As president of the foundation, despite undergoing two kidney transplants, Larraín became one of the main campaigners to achieve the approval of a civil union law in notoriously conservative Chile. Since 22 October 2015, same-sex couples and households headed by same-sex couples have the same legal protections available to opposite-sex married couples within a civil union, except for adoption rights and the title of marriage. Fundación Iguales also promotes dialogue and cooperation with partner groups made up of women and Indigenous peoples. In November 2015, he was elected among the top 50 diversity figures in public life by The Economist for his impact on diversity.

Larraín held a degree in engineering from Pontifical Catholic University of Chile and a master's degree in international relations from Sciences Po.
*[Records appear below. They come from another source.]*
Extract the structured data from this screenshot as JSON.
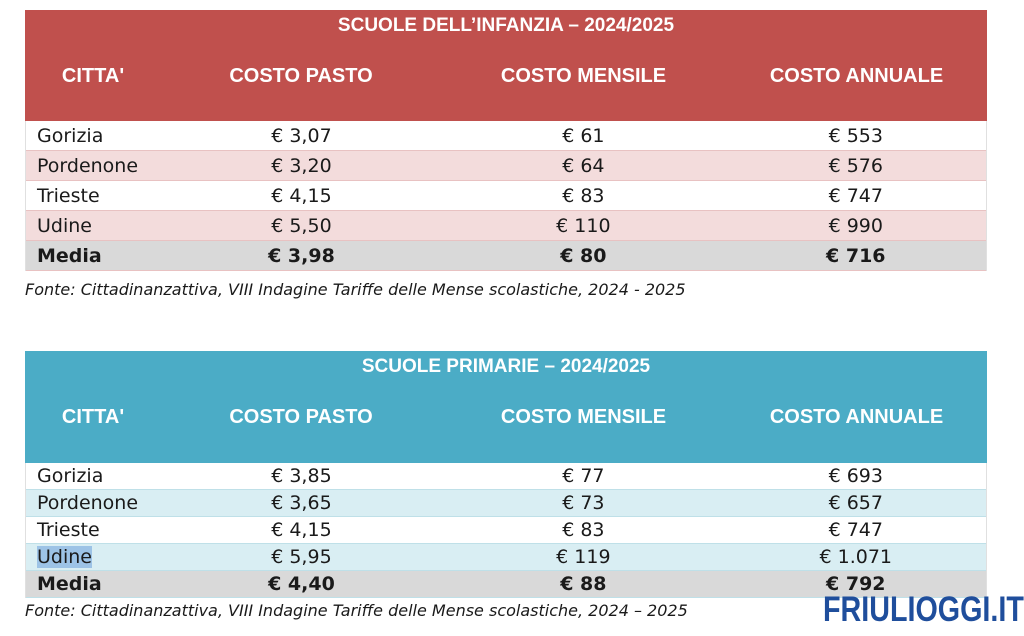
{
  "table1": {
    "title": "SCUOLE DELL’INFANZIA – 2024/2025",
    "columns": [
      "CITTA'",
      "COSTO PASTO",
      "COSTO MENSILE",
      "COSTO ANNUALE"
    ],
    "rows": [
      [
        "Gorizia",
        "€ 3,07",
        "€ 61",
        "€ 553"
      ],
      [
        "Pordenone",
        "€ 3,20",
        "€ 64",
        "€ 576"
      ],
      [
        "Trieste",
        "€ 4,15",
        "€ 83",
        "€ 747"
      ],
      [
        "Udine",
        "€ 5,50",
        "€ 110",
        "€ 990"
      ]
    ],
    "average": [
      "Media",
      "€ 3,98",
      "€ 80",
      "€ 716"
    ],
    "source": "Fonte: Cittadinanzattiva, VIII Indagine Tariffe delle Mense scolastiche, 2024 - 2025",
    "header_color": "#c0504d",
    "stripe_color": "#f3dcdc"
  },
  "table2": {
    "title": "SCUOLE PRIMARIE – 2024/2025",
    "columns": [
      "CITTA'",
      "COSTO PASTO",
      "COSTO MENSILE",
      "COSTO ANNUALE"
    ],
    "rows": [
      [
        "Gorizia",
        "€ 3,85",
        "€ 77",
        "€ 693"
      ],
      [
        "Pordenone",
        "€ 3,65",
        "€ 73",
        "€ 657"
      ],
      [
        "Trieste",
        "€ 4,15",
        "€ 83",
        "€ 747"
      ],
      [
        "Udine",
        "€ 5,95",
        "€ 119",
        "€ 1.071"
      ]
    ],
    "average": [
      "Media",
      "€ 4,40",
      "€ 88",
      "€ 792"
    ],
    "source": "Fonte: Cittadinanzattiva, VIII Indagine Tariffe delle Mense scolastiche, 2024 – 2025",
    "header_color": "#4bacc6",
    "stripe_color": "#d9eef3"
  },
  "logo": {
    "text": "FRIULIOGGI.IT",
    "color": "#1f4e9c"
  }
}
He was also a model.

In 12 March 2017, he announced a candidacy for deputy in the parliamentary elections for District 10 (communes of Santiago, Providencia, La Granja, Macul, Ñuñoa and San Joaquín), supported by the Citizens party and the Future Sense coalition. However, on 21 August 2017, Larraín announced that he was running as an independent in the centre-right Chile Vamos coalition, supported by Evópoli. He received 8,303 votes out of 436,469 and was not among the 8 elected.

Luis Larraín died from non-Hodgkin lymphoma on 17 November 2023, at the age of 42.